Schwarzach - Piercings und Tattoos sind längst keine Seltenheit mehr – auch nicht in Vorarlberg. Die meisten Jugendlichen tragen den Körperschmuck bereits an den ausgefallensten Stellen und zählen die verschiedensten Motive des Tätowierens bereits als Körperkunst. Bilder  | Piercings  | Tattoos Chris beim Tätowieren  | Umfrage 

Bei Fat Foogo in Bregenz muss man jedenfalls auf nichts der gleichen verzichten.

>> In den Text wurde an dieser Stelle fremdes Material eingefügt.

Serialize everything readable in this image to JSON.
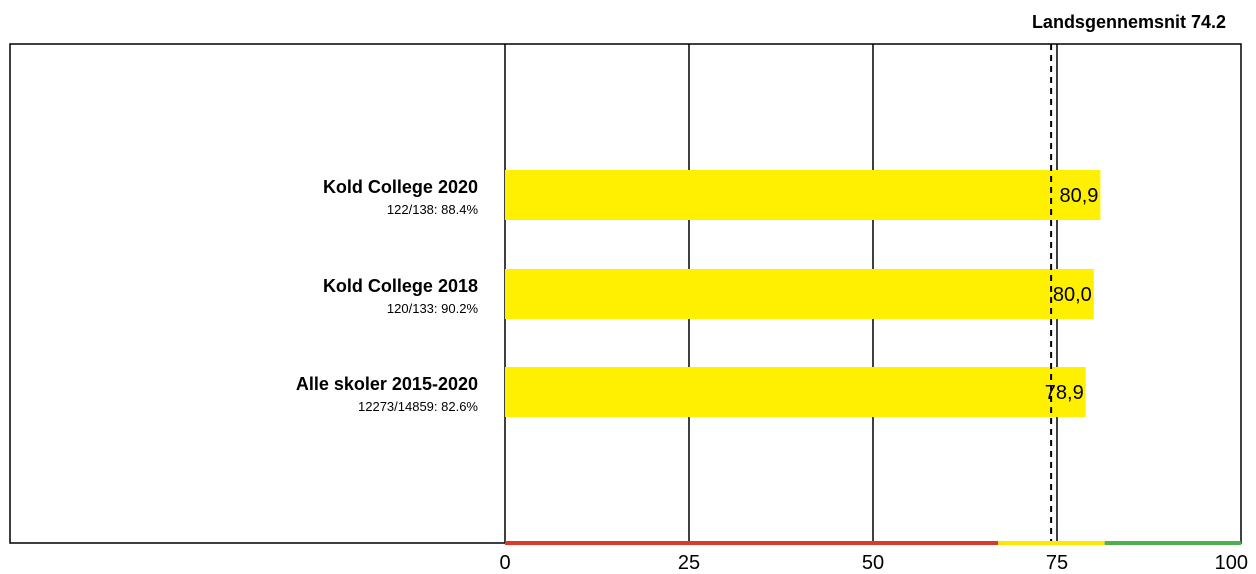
{
  "chart_data": {
    "type": "bar",
    "orientation": "horizontal",
    "categories": [
      "Kold College 2020",
      "Kold College 2018",
      "Alle skoler 2015-2020"
    ],
    "subtitles": [
      "122/138: 88.4%",
      "120/133: 90.2%",
      "12273/14859: 82.6%"
    ],
    "values": [
      80.9,
      80.0,
      78.9
    ],
    "value_labels": [
      "80,9",
      "80,0",
      "78,9"
    ],
    "xlim": [
      0,
      100
    ],
    "xticks": [
      0,
      25,
      50,
      75,
      100
    ],
    "xtick_labels": [
      "0",
      "25",
      "50",
      "75",
      "100"
    ],
    "reference_line": {
      "label": "Landsgennemsnit 74.2",
      "value": 74.2
    },
    "baseline_bands": [
      {
        "from": 0,
        "to": 67,
        "color": "#d93a2b"
      },
      {
        "from": 67,
        "to": 81.5,
        "color": "#ffe800"
      },
      {
        "from": 81.5,
        "to": 100,
        "color": "#4caf50"
      }
    ],
    "bar_color": "#ffef00",
    "gridlines": true,
    "legend": "none"
  }
}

Andy, Geschäftsführer des Piercing- und Tattoostudios ist bereits seit über 14 Jahren aktiv als Tätowierer tätig. Damit die lebenslangen Schmuckstücke jedoch nicht vom farbigen Traum zum blassen Alptraum werden, sollten einige Dinge unbedingt im Vorhinein beachtet werden.

„Das allerwichtigste ist, dass man sich genügend Zeit lässt bei der Wahl des Motivs und des Tätowierers. Man sollte sich in verschiedensten Studios und Conventions umsehen und einschlägige Zeitungen, Broschüren oder Fachliteraturen durchlesen. Auch Gespräche mit Freunden und Bekannten und deren Erfahrungen können sehr hilfreich und informierend sein, bevor man den Schritt zur „Tattoo-Nadel“ wagt“, betonte Andy.

Tatoos – Der trendige Körperkult

Doch wie erkennt man einen guten Tätowierer? „Gute Tattoos sind nicht billig und billige Tattoos sind nicht gut.“ Die Qualität eines Tätowierers erkennt man hauptsächlich an seiner Arbeit. Hierüber geben die Fotomappen des Tätowierers Aufschluss. Man erkennt die Ausarbeitung der Linienführung, Farben und Schattierungen. „Das Schöne beim Tätowieren ist, es ist eigentlich alles erlaubt! Ein schräges Motiv gibt es nicht. Wenn es dem Kunden gefällt, dann gefällt es mir auch“, so Andy abschließend.

Chris beim Tätowieren

Auch Mäthy, der Piercer des Studios lässt VOL Live hinter die Kulissen blicken und erzählt, dass er seit vier Jahren bei Andy im Studio arbeitet: „ Das oberste Gebot ist alles, was mit Hygiene zu tun hat, das sterile Arbeiten. Das beginnt bei sterilem Schmuck bis hin zu mir, dem Piercer“.

Piercings

Um sich auch ein Piercing bei Fat Fogoo stechen zu lassen, müssen einige Hinweise beachtet werden, denn nicht jeder, der ein Piercing will, wird automatisch von Mäthy gestochen: „Ohne Einverständnis geht auch gar nichts und Minderjährige müssen die Einwilligung der Eltern haben.”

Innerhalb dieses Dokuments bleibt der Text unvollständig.